7 thoughts on “Why Having Sex Is Nothing Like Playing Tennis”

  1. I was a huge casual sex fan during my college years, and if anything happened with my current relationship I could see myself going back to that lifestyle. I don’t see the point in holding out on an enjoyable experience just because the guy didn’t buy you dinner first. Sometimes you don’t have the time or energy to devote to the “dating” scene when you honestly just want to get your rocks off.
    I agree with Kez that there are people who throw it around because they don’t think they deserve a relationship, or for other self-destructive reasons, but I think there are plenty folks out there who just want to knock the ball around for like an hour and never see their partner again. Unless the partner is particularly skilled, in which case you might resort to sending them text messages at 3am asking for a rematch 😉


    1. I’m not saying that I have any issue with casual sex at all. I’m sad that my illness won’t let me do it anymore. I do think though that people who think the tennis thing is a neat analogy haven’t really thought it through properly. There are some valid reasons why we there are actual laws written about sex where there aren’t about tennis. It’s is a bigger deal when things go wrong with sex.
      But my main issue is with the idea that just because we’re okay with casual sex everybody else should be expected to be able to deal with it as well; instead of holding out for a relationship if that’s the thing that they really want. They’re both equally valid lifestyle choices.


  2. I’m personally of the mindset that while I’d strongly prefer the sex I have to be in a committed relationship, I’m not opposed to it being a casual endeavor if the moment happens. Part of what makes casual sex as appealing as it is would be its spontaneity, a trait that is frequently forgotten in relationships.

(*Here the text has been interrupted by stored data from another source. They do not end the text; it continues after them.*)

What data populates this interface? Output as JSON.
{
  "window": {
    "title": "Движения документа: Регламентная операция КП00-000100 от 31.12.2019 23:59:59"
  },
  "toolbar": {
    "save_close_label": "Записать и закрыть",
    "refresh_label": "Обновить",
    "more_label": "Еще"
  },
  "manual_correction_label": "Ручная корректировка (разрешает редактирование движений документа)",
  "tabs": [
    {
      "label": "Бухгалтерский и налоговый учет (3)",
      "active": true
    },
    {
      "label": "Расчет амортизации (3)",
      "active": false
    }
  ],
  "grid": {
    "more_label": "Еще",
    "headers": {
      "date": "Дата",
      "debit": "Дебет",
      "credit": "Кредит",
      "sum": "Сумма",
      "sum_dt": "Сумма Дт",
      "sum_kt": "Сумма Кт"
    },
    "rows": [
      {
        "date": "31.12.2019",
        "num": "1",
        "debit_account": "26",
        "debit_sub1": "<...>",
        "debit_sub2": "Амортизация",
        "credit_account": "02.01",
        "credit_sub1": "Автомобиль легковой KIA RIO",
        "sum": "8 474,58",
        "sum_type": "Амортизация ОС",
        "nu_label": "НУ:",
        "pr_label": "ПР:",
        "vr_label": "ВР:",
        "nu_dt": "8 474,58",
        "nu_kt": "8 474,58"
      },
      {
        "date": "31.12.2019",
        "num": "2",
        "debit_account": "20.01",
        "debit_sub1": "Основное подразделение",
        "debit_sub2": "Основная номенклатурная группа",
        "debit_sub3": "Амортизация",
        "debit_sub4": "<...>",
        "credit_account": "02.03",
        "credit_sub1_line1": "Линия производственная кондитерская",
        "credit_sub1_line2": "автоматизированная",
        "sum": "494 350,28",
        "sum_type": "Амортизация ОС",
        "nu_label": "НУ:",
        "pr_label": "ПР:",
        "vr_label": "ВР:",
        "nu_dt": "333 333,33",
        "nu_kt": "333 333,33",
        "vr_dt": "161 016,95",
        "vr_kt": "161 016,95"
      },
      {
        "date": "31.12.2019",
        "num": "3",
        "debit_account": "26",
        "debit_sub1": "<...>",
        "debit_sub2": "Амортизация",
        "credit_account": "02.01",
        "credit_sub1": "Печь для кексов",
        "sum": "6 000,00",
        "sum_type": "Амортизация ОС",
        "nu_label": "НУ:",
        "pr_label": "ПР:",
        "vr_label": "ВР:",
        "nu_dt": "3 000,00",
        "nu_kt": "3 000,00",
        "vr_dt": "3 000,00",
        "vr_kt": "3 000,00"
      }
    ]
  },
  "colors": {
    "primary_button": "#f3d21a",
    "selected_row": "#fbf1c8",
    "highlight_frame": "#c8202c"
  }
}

  3. Great post. I think that each individual has to make the choice that enriches their lives and doesn’t take from its quality. When I was younger (before I got together with my husband), I thought I was empowering myself by having casual sex only. I told myself that I didn’t need a relationship to feel sexy or strong. Turns out I was really just not respecting myself enough to enter a casual sexual encounter for the right reasons. I was searching for validation and I was fooling myself that it was just as fulfilling as having a relationship (it wasn’t for me – I just felt unworthy of a relationship and tried to make myself seem too cool for it). I totally respect people who enjoy casual sex for the right reasons (whatever they may be for that individual) but I do worry if it seems self destructive or as a result of low self esteem and isn’t truly what the person wants. Since being in a meaningful relationship, I believe I couldn’t go back to casual sex if I was to suddenly become single again. And I’m cool with that. It’s just who I am!